Les puritains finiront par former un parti d'opposition, déjà puissant en Angleterre sous Elisabeth Ire, et dont la révolution républicaine de Cromwell représente, en quelque sorte, le triomphe (provisoire). Mais l'histoire des idées n'est pas l'histoire, contrairement à ce que la propagande totalitaire insinue, qu'elle soit soviétique ou démocrate-chrétienne. La révolution n'est pas plus féminine que le patriarcat n'est masculin.
Bien sûr le puritanisme chrétien s'est exporté aux Etats-Unis ; la bonne compréhension de l'histoire de l'Angleterre est particulièrement utile pour comprendre, non seulement le monde moderne européen (la révolution française est une révolution puritaine, plus violente que la révolution de Cromwell mais qui fustige également la corruption et le libertinage des élites aristocratiques), mais aussi l'idéologie des élites totalitaires contemporaines démocrates-chrétiennes - pourquoi elles se disent "anarchistes" ou "révolutionnaires".

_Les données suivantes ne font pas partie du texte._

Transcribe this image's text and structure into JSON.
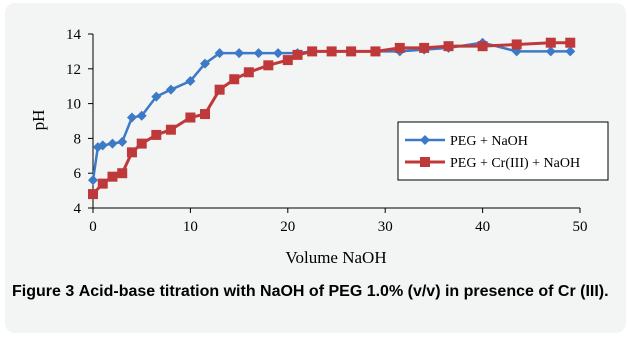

Relevons enfin l'apologie de la vengeance, caractéristique de l'éthique capitaliste ou bourgeoise, par le "Jeu de la Reine" : parce que sa vengeance est juste, le personnage fictif de Catherine Parr est pur. Il n'est pas rare que le cinéma fasse l'apologie de la vengeance, véhiculant ainsi une éthique barbare, typiquement nationaliste ou impérialiste, bien au-delà du questionnement hypocrite sur la barbarie nazie au XXe siècle. George Orwell a utilement défini le mobile de la culture totalitaire comme l'incitation à la haine, une incitation canalisée par Big Brother, c'est-à-dire l'Etat.